Atelier du 6 décembre 2018, Paris. Texte de Dominique. Proposition d’écriture: https://www.oasisdepoesie.org/forums/topic/plongez-dans-la-couleur/
La salle est vaste, haute, remplie de petites chaises et de petites tables bien rangées les unes à coté des autres. Elles sont nombreuses, me semblent innombrables, tant j’ai du mal à voir le bout des rangées. L’odeur de cette salle est nouvelle pour moi. Elle me fait penser à celle qui reste dans la cuisine après la cuisson d’un gâteau. Elle est douce, accueillante, paisible. Je me sens calme, heureuse d’entrer dans ce lieu avec d’autres enfants que je ne connais pas.
Une femme nous accompagne. Elle est maigre, sèche, avec des yeux très noirs et brillants de douceur et un sourire éclatant.
Je m’installe au milieu d’une rangée, à la place qu’elle m’a désignée. Je me sens très entourée et seule à la fois. C’est la première fois que je me sens autant entourée, à mon aise avec les autres, même si je ne leur parle pas.
Je regarde très attentivement cette femme qui, avec des gestes larges et dansants, circule devant les tables, parle posément à tous et à chacun de nous.
Et voilà qu’elle distribue et pose sur chacune des tables, des barres de couleur : bleues, vertes, rouges, jaunes. Je les touche, elles sont tièdes, molles et me donnent envie de mordre dedans.
La consigne est lâchée : « faites une tarte aux cerises ». Je saisis la barre jaune et je coupe un morceau de cette matière soupe que mes doigts modèlent : j’attendris la couleur, enfonce me doigts pour avoir le plaisir de les retirer et de laisser une marque, un creux dans ce jaune qui me sourit, joyeux et s’amuse avec moi. Je fais un petit cercle, je l’agrandis en tirant sur les bords. Je cuisine cette douceur jaune et suis fière d’en faire une forme plutôt ronde et plate.

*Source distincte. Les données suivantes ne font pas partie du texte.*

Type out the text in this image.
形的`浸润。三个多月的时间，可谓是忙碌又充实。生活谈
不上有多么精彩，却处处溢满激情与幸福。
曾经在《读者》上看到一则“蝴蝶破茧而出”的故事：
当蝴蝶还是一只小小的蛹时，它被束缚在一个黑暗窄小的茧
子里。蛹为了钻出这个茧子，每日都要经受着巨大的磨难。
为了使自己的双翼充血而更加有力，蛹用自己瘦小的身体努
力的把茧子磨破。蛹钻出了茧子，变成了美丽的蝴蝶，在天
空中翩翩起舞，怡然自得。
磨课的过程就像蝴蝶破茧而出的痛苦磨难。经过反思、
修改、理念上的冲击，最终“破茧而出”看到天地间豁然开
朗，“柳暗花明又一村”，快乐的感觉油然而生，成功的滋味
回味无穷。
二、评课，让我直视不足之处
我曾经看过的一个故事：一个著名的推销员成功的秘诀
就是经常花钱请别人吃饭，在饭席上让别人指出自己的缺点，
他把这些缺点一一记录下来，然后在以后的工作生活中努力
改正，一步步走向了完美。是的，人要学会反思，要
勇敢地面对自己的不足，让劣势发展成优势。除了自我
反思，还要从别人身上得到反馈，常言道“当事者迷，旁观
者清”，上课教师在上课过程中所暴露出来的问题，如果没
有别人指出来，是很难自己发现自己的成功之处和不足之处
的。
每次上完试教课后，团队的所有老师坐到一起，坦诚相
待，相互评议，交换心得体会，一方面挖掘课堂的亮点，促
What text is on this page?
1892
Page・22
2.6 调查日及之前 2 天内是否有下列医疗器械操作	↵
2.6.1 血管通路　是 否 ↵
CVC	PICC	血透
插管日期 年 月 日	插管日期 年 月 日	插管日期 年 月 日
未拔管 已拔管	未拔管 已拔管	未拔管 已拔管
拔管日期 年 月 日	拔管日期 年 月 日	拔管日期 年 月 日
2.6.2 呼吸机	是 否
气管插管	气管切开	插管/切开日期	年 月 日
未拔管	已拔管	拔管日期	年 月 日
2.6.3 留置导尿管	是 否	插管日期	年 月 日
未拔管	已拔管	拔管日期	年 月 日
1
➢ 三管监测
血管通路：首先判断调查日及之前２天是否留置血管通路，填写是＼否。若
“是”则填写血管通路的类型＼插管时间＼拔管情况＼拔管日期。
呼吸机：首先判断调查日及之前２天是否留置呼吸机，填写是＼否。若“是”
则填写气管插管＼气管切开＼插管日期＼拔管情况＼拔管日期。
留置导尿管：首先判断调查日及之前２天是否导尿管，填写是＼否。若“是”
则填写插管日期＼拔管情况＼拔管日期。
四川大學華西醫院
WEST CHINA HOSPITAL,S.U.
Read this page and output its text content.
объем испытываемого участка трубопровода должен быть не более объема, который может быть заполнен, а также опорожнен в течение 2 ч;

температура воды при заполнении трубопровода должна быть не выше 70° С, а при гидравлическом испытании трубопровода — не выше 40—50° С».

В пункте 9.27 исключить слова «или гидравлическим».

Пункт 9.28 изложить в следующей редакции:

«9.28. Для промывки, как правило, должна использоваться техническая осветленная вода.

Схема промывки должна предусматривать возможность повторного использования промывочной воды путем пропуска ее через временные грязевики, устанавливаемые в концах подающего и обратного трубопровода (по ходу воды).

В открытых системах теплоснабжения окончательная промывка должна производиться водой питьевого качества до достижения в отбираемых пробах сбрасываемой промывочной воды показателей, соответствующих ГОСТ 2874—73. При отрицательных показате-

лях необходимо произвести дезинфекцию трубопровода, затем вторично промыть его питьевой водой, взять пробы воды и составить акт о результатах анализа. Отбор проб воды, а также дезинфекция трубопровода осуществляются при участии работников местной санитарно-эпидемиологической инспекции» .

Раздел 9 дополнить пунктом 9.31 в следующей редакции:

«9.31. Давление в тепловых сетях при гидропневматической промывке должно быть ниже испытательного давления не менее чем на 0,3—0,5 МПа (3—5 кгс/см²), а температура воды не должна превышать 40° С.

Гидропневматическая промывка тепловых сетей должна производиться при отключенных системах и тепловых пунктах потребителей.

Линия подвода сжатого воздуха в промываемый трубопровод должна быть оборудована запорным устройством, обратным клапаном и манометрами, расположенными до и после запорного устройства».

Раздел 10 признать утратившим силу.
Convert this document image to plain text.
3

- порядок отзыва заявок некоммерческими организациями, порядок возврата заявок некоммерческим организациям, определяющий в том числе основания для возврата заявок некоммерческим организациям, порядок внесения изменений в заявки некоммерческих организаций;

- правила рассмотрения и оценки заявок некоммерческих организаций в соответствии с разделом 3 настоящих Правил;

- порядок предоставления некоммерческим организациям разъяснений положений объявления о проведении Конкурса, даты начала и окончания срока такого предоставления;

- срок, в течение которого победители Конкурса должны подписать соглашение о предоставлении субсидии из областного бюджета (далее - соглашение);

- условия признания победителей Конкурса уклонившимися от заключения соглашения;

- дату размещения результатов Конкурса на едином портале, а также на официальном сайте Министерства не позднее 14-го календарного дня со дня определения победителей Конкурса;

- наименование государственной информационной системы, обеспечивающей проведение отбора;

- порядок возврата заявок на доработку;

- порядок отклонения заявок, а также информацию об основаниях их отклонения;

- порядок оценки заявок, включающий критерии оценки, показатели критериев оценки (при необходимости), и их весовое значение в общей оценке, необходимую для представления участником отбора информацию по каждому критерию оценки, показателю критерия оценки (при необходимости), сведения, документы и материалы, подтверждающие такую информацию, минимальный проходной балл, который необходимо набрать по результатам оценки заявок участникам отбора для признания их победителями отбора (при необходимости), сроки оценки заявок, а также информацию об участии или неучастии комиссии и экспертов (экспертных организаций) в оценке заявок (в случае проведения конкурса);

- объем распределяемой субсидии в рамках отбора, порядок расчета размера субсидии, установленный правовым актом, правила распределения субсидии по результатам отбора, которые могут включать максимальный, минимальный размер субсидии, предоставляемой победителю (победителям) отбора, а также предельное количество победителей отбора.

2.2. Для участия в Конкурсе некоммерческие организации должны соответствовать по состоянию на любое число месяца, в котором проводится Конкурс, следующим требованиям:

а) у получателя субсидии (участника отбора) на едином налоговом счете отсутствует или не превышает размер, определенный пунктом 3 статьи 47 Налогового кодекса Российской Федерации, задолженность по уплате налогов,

Avec la barre de couleur rouge, je fais des cerises qui ont la taille de pommes, en proportion du fond de tarte. Je les trouve réussies, rondes, posées sur le jaune comme sur un coussin d’or.
Je me sens fière, joyeuse. J’ai encore cette sensation en moi, lorsque j’écris ces lignes.
C’est mon premier jour d’école, à jamais jaune et rouge, doux, tendre et tiède.
Salut Dominique,
J’ai adoré lire ce petit texte rempli de couleurs, d’odeurs, de doux bruits et de textures.
Les verbes au présent permettent à ce bref retour en arrière de se faire sentir ici et maintenant.
La chute avec « à jamais jaune et rouge, doux, tendre et tiède » est magnifique !
Merci à toi,
Purana
Vraiment bien écrit, je trouve.
J’y ressens bien les sentiments d’étonnement et d’inquiétude qui traversent l’enfant, puis son abandon dans cette nouvelle activité tactile et chaude, et enfin la joie d’avoir réussi cette première épreuve initiatique !
Et bien sûr, j’adore cette conlusion.